How to forage for fresh food this autumn

by Michael Smith (Veshengro)

autumn_foragingAutumn, or Fall as our American cousins call it mostly, is the season for fruits, nuts and fungi on the foraging list.

However, when it comes to fungi, that is to say, mushrooms and the foraging of them for food make sure that you really know what you are looking at and what you intend to pick. If not sure leave well alone. Even with a book or app for you smartphone still does not guarantee that you will be able to safely identify if you have not been taught well.
As one of the latest foodie trends, foraging has become a popular way to find delicious plants, berries and nuts growing wild.
Foraging not only gives access to fresh and seasonal healthy foods, it's also a great way to get outdoors to where our food really comes from – as opposed to the supermarket aisles and plastic packaging where it eventually ends up.

Berries, mushrooms and nuts are amongst the best foods to forage at this time of year, but make sure that you know, with everything, that what you pick is safe to eat. Blackberries and hazelnuts are quite obvious; other things may not be so obvious, such as mushrooms, as already mentioned.

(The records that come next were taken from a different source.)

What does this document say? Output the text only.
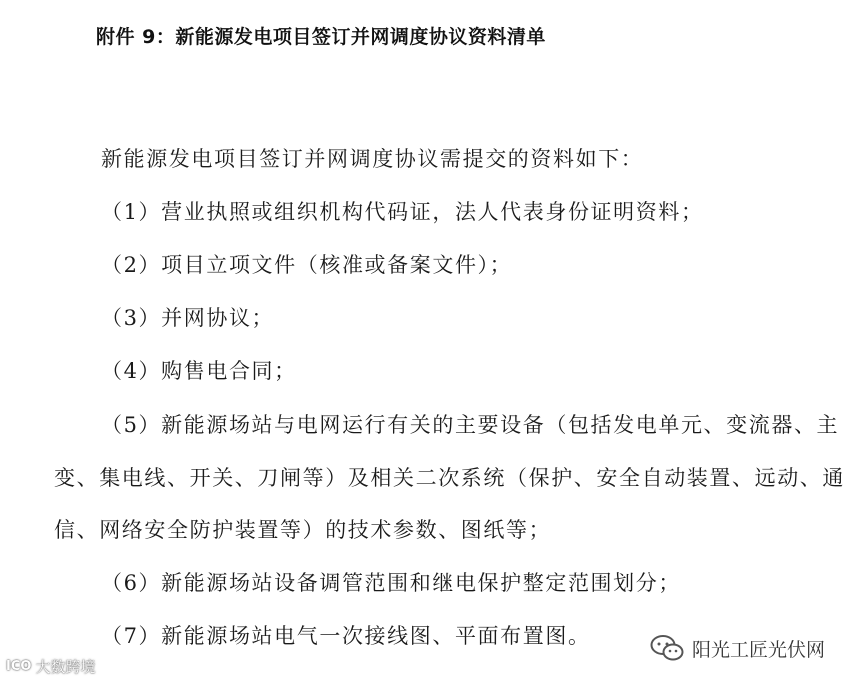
附件 9：新能源发电项目签订并网调度协议资料清单
新能源发电项目签订并网调度协议需提交的资料如下：
（1）营业执照或组织机构代码证，法人代表身份证明资料；
（2）项目立项文件（核准或备案文件）；
（3）并网协议；
（4）购售电合同；
（5）新能源场站与电网运行有关的主要设备（包括发电单元、变流器、主
变、集电线、开关、刀闸等）及相关二次系统（保护、安全自动装置、远动、通
信、网络安全防护装置等）的技术参数、图纸等；
（6）新能源场站设备调管范围和继电保护整定范围划分；
（7）新能源场站电气一次接线图、平面布置图。
ICO 大数跨境
阳光工匠光伏网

Remember to get permission before foraging on private land and don’t over-forage: birds and animals rely on wild foods on their survival, so leave some for them too.

Please remember that Parks and Open Spaces also are private property and you theoretically need the owner's permission. There is no such thing as “public land” in the UK. The owner in this instance would be the local authority or similar.

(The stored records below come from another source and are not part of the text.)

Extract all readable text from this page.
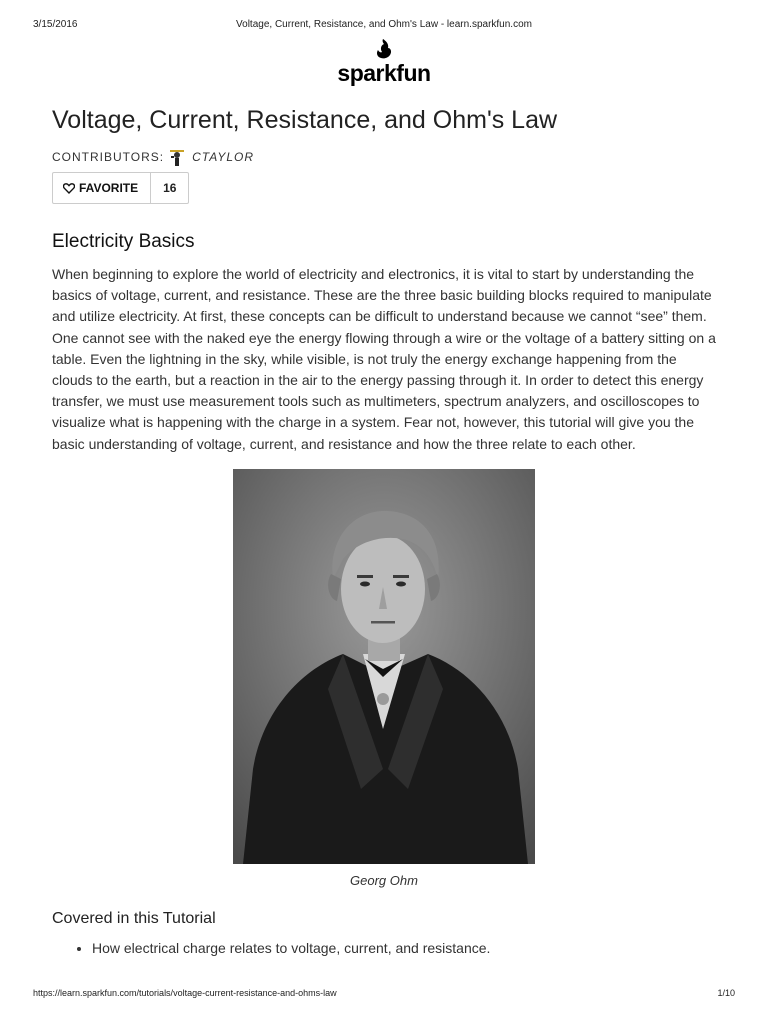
3/15/2016	Voltage, Current, Resistance, and Ohm's Law - learn.sparkfun.com
sparkfun
Voltage, Current, Resistance, and Ohm's Law
CONTRIBUTORS: CTAYLOR
FAVORITE	16
Electricity Basics

When beginning to explore the world of electricity and electronics, it is vital to start by understanding the basics of voltage, current, and resistance. These are the three basic building blocks required to manipulate and utilize electricity. At first, these concepts can be difficult to understand because we cannot “see” them. One cannot see with the naked eye the energy flowing through a wire or the voltage of a battery sitting on a table. Even the lightning in the sky, while visible, is not truly the energy exchange happening from the clouds to the earth, but a reaction in the air to the energy passing through it. In order to detect this energy transfer, we must use measurement tools such as multimeters, spectrum analyzers, and oscilloscopes to visualize what is happening with the charge in a system. Fear not, however, this tutorial will give you the basic understanding of voltage, current, and resistance and how the three relate to each other.

Georg Ohm
Covered in this Tutorial
• How electrical charge relates to voltage, current, and resistance.
https://learn.sparkfun.com/tutorials/voltage-current-resistance-and-ohms-law	1/10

Having said this in a large countryside park or open space the rangers or wardens will, more likely, no be concerned if you do a little foraging but remember the code as mentioned above. Only take for yourself and only as much as you need. Do not start commercial foraging as that will be regarded as theft and treated and prosecuted as such.

Ministry of Defense land is another kettle of fish and you do well to inquire first as to whether you may actually enter it and then as to whether foraging is permitted in any way.

When picking any wild food it has to be considered that it may have come into contact with animal feces and urine, such as fox, rats and others and thus everything needs to be thoroughly washed, aside from nuts and berries that are well above the level of reach of those animals.

In many old publicly-owned woods and along roadsides you may also find fruit trees, the ones along the roads often are so-called common trees, which were intended for use by the commoners, and amongst those there will be many old varieties of apples and pears and, even though, due too the age of trees, the fruit often is smaller than those of younger trees they often are much tastier.

When I was a child scrumping the common trees which in those days still were – pardon the pun – common along the roads of the countryside and it was everything old variety apples over pears to plums, including my favorite, the Damson. More than once I overate from those fruits and I suffered for it but, nevertheless, I would repeat that about every year.

The countryside is full of free foods for the taking and foraging was a common occupation for all that lived in the countryside or near it. And not just in autumn, though autumn appears to have been the time when more people would go out and gather wild foods than at any other time of the year.

Those that know what is edible out there for the taking – but we must remember to take not all of it – will always have to eat and it was for that reason that the country people lived better – aside from the fact that most had their gardens too – than did the people in the towns and cities during the Second World War in Britain, for instance.